Труша Пиейский

Лора Хомутская
    Труша Пиейский любил часы. Обычно он любил дорогие, но чтобы никто не догадался, какими сокровищами он обладает, на люди он надевал самые обычные с резиновым ремешком, чтобы не думать о циферблате, если,  нечаянно махнув рукой, вдруг зацепишь ими за что-нибудь.
    Ещё Труша любил хорошую музыку.
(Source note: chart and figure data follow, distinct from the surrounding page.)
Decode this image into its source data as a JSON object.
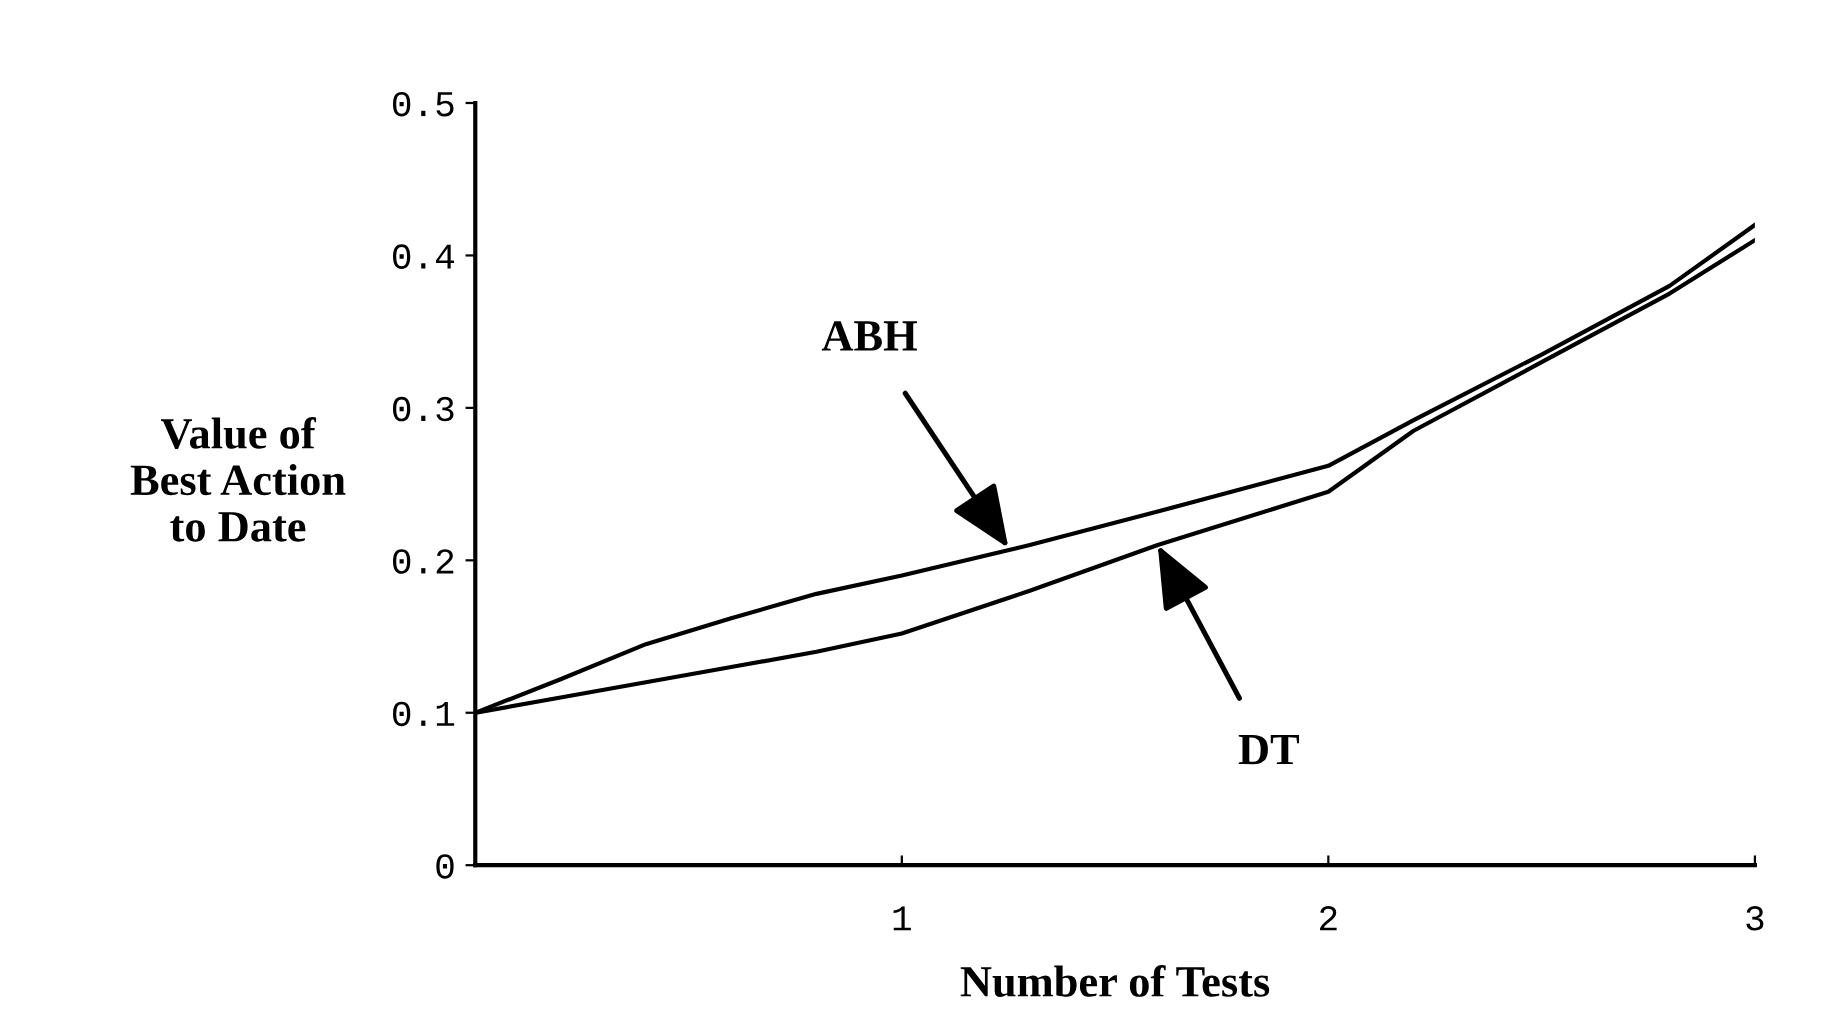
{
  "chart_data": {
    "type": "line",
    "xlabel": "Number of Tests",
    "ylabel": "Value of\nBest Action\nto Date",
    "x": [
      0,
      0.2,
      0.4,
      0.6,
      0.8,
      1.0,
      1.3,
      1.6,
      2.0,
      2.2,
      2.5,
      2.8,
      3.0
    ],
    "series": [
      {
        "color": "#000000",
        "values": [
          0.1,
          0.122,
          0.145,
          0.162,
          0.178,
          0.19,
          0.21,
          0.232,
          0.262,
          0.292,
          0.335,
          0.38,
          0.42
        ]
      },
      {
        "color": "#000000",
        "values": [
          0.1,
          0.11,
          0.12,
          0.13,
          0.14,
          0.152,
          0.18,
          0.21,
          0.245,
          0.285,
          0.33,
          0.375,
          0.41
        ]
      }
    ],
    "annotations": [
      {
        "text": "ABH",
        "x": 1.25,
        "y": 0.208
      },
      {
        "text": "DT",
        "x": 1.6,
        "y": 0.21
      }
    ],
    "xlim": [
      0,
      3
    ],
    "ylim": [
      0,
      0.5
    ],
    "xticks": [
      1,
      2,
      3
    ],
    "yticks": [
      0,
      0.1,
      0.2,
      0.3,
      0.4,
      0.5
    ],
    "grid": false,
    "legend": false,
    "marker": "none",
    "line_style": "solid"
  }
}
Любовь к музыке ему привила великолепная аппаратура, которая Святыми скалами колонок громоздилась у него в просторной гостиной.
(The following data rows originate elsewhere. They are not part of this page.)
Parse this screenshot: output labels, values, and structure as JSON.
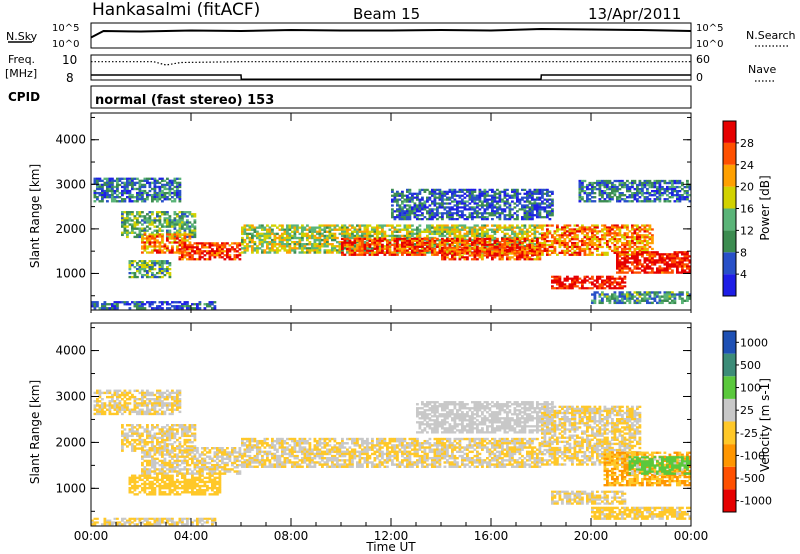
{
  "header": {
    "station": "Hankasalmi (fitACF)",
    "beam": "Beam 15",
    "date": "13/Apr/2011"
  },
  "side_labels": {
    "nsky": "N.Sky",
    "nsearch": "N.Search",
    "freq": "Freq.",
    "freq_unit": "[MHz]",
    "nave": "Nave",
    "cpid": "CPID"
  },
  "small_ticks": {
    "nsky_top": "10^5",
    "nsky_bottom": "10^0",
    "nsearch_top": "10^5",
    "nsearch_bottom": "10^0",
    "freq_top": "10",
    "freq_bottom": "8",
    "nave_top": "60",
    "nave_bottom": "0"
  },
  "cpid_text": "normal (fast stereo) 153",
  "colors": {
    "power_scale": [
      "#1e1ee6",
      "#2850c8",
      "#3c8c50",
      "#5ab478",
      "#d2d200",
      "#ffa000",
      "#ff5000",
      "#e60000"
    ],
    "velocity_scale": [
      "#e60000",
      "#ff5000",
      "#ff9600",
      "#ffc828",
      "#c8c8c8",
      "#5ac83c",
      "#3c8c78",
      "#1e50b4"
    ],
    "frame": "#000000"
  },
  "chart_data": [
    {
      "type": "heatmap",
      "name": "Power panel",
      "ylabel": "Slant Range [km]",
      "xlabel": "",
      "ylim": [
        180,
        4600
      ],
      "yticks": [
        "1000",
        "2000",
        "3000",
        "4000"
      ],
      "colorbar": {
        "label": "Power [dB]",
        "ticks": [
          "4",
          "8",
          "12",
          "16",
          "20",
          "24",
          "28"
        ],
        "range": [
          0,
          30
        ]
      },
      "bands": [
        {
          "t0": 0.1,
          "t1": 3.6,
          "r0": 2600,
          "r1": 3150,
          "level": 8
        },
        {
          "t0": 1.2,
          "t1": 4.2,
          "r0": 1800,
          "r1": 2400,
          "level": 12
        },
        {
          "t0": 2.0,
          "t1": 4.0,
          "r0": 1450,
          "r1": 1900,
          "level": 22
        },
        {
          "t0": 3.5,
          "t1": 6.0,
          "r0": 1300,
          "r1": 1700,
          "level": 26
        },
        {
          "t0": 1.5,
          "t1": 3.2,
          "r0": 900,
          "r1": 1300,
          "level": 12
        },
        {
          "t0": 6.0,
          "t1": 18.0,
          "r0": 1450,
          "r1": 2100,
          "level": 16
        },
        {
          "t0": 10.0,
          "t1": 18.0,
          "r0": 1400,
          "r1": 1800,
          "level": 26
        },
        {
          "t0": 12.0,
          "t1": 18.5,
          "r0": 2200,
          "r1": 2900,
          "level": 6
        },
        {
          "t0": 14.0,
          "t1": 18.0,
          "r0": 1300,
          "r1": 1600,
          "level": 24
        },
        {
          "t0": 18.0,
          "t1": 22.5,
          "r0": 1400,
          "r1": 2100,
          "level": 22
        },
        {
          "t0": 18.4,
          "t1": 21.4,
          "r0": 650,
          "r1": 950,
          "level": 29
        },
        {
          "t0": 21.0,
          "t1": 24.0,
          "r0": 1000,
          "r1": 1500,
          "level": 28
        },
        {
          "t0": 19.5,
          "t1": 24.0,
          "r0": 2600,
          "r1": 3100,
          "level": 8
        },
        {
          "t0": 0.0,
          "t1": 5.0,
          "r0": 200,
          "r1": 380,
          "level": 6
        },
        {
          "t0": 20.0,
          "t1": 24.0,
          "r0": 320,
          "r1": 600,
          "level": 10
        }
      ]
    },
    {
      "type": "heatmap",
      "name": "Velocity panel",
      "ylabel": "Slant Range [km]",
      "xlabel": "Time UT",
      "ylim": [
        180,
        4600
      ],
      "yticks": [
        "1000",
        "2000",
        "3000",
        "4000"
      ],
      "xticks": [
        "00:00",
        "04:00",
        "08:00",
        "12:00",
        "16:00",
        "20:00",
        "00:00"
      ],
      "xlim": [
        0,
        24
      ],
      "colorbar": {
        "label": "Velocity [m s-1]",
        "ticks": [
          "1000",
          "500",
          "100",
          "25",
          "-25",
          "-100",
          "-500",
          "-1000"
        ],
        "range": [
          -1200,
          1200
        ]
      },
      "bands": [
        {
          "t0": 0.1,
          "t1": 3.6,
          "r0": 2600,
          "r1": 3150,
          "level": 0
        },
        {
          "t0": 1.2,
          "t1": 4.2,
          "r0": 1800,
          "r1": 2400,
          "level": 0
        },
        {
          "t0": 2.0,
          "t1": 6.0,
          "r0": 1300,
          "r1": 1900,
          "level": 0
        },
        {
          "t0": 1.5,
          "t1": 5.2,
          "r0": 850,
          "r1": 1300,
          "level": -150
        },
        {
          "t0": 6.0,
          "t1": 18.0,
          "r0": 1450,
          "r1": 2100,
          "level": 0
        },
        {
          "t0": 13.0,
          "t1": 18.5,
          "r0": 2200,
          "r1": 2900,
          "level": 150
        },
        {
          "t0": 18.0,
          "t1": 22.0,
          "r0": 1500,
          "r1": 2800,
          "level": 0
        },
        {
          "t0": 18.4,
          "t1": 21.4,
          "r0": 650,
          "r1": 950,
          "level": 0
        },
        {
          "t0": 20.5,
          "t1": 24.0,
          "r0": 1050,
          "r1": 1800,
          "level": -300
        },
        {
          "t0": 21.5,
          "t1": 24.0,
          "r0": 1300,
          "r1": 1700,
          "level": 400
        },
        {
          "t0": 0.0,
          "t1": 5.0,
          "r0": 200,
          "r1": 360,
          "level": 0
        },
        {
          "t0": 20.0,
          "t1": 24.0,
          "r0": 320,
          "r1": 600,
          "level": -80
        }
      ]
    },
    {
      "type": "line",
      "name": "Noise",
      "x": [
        0,
        0.5,
        2,
        4,
        6,
        8,
        10,
        12,
        14,
        16,
        18,
        20,
        22,
        24
      ],
      "series": [
        {
          "values": [
            2.1,
            3.4,
            3.3,
            3.5,
            3.4,
            3.6,
            3.5,
            3.5,
            3.6,
            3.5,
            3.8,
            3.7,
            3.6,
            3.4
          ]
        }
      ],
      "ylim": [
        0,
        5
      ]
    },
    {
      "type": "line",
      "name": "Freq / Nave",
      "x": [
        0,
        2.5,
        3.0,
        3.6,
        6.0,
        6.01,
        18.0,
        18.01,
        24
      ],
      "series": [
        {
          "values": [
            10.2,
            10.2,
            9.8,
            10.1,
            10.2,
            10.2,
            10.2,
            10.2,
            10.2
          ]
        },
        {
          "values": [
            8.6,
            8.6,
            8.6,
            8.6,
            8.6,
            8.1,
            8.1,
            8.6,
            8.6
          ]
        }
      ],
      "ylim": [
        8,
        11
      ]
    }
  ]
}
    Труша очень хорошо зарабатывал. Но не больше своего начальника. Машин у него тоже было несколько - на выход, в люди, и для души.
Начальника он побаивался и очень любил его. Замещать. Всерьез и надолго, когда тому нужно было выполнить какой-нибудь важный ход, и так, вообще.
Лицо его буквально лоснилось от переполняющих его чувств, когда он вдруг (или наконец) оказывался в его кресле. Чего стоили эти внимательные ласковые глаза, как бы ненароком бросающие взгляды на отражение собственной значимости в стёклах дорогих дубовых шкафов с важными бумагами за подписью главного, а иные даже его самого.
    Труша был, скорее, мелковат, но в общих чертах его можно было бы охарактеризовать, как ни толстый, ни худой, ни высокий, ни низкий, ни рыба, ни м.. Ой, ну в общем, как бы недурен собой, но ничего выдающегося.
    Однажды, когда главный уехал в длительную командировку, с Трушой стали приключаться какие-то недоразумения - на важных и не очень, а порой и на очень даже важных встречах его стали называть не своим именем. И не своей, в придачу, фамилией. С начальником, значит, путали. Но Труша силой воли заставлял себя не смущаться. И, в основном, получалось.
    Зато когда начальник возвращался из особо длительных командировок, Труша долго никак не мог выйти из образа. Его покровительственным тоном были одарены все вокруг, включая домашних.
    Когда его самого отправляли в командировку, он очень любил укреплять духом страждущих и обременённых. Как правило, страждущие и обременённые просили денег. Но Труша никогда не брал с собой крупных сумм, поэтому ответ его был всегда прост и однозначен:"Денег нет! Где ваша сноровка и смекалка? Я сам когда-то..." Но страждущим и обременённым после таких его слов было уже как-то не до него, и они понуро разбредались восвояси. А кто-то с горечью сплёвывал на землю:"Вот козёл..." С придумками у страждущих и обременённых было не очень. Поэтому выход из создавшегося положения не находился.
    Время неумолимо отсчитывало дни, месяцы и годы на всех имеющихся у Труши в наличии часах. Но ничего не менялось. Кроме погоды. Та совершенно испортилась. Распоясалась и всё тут.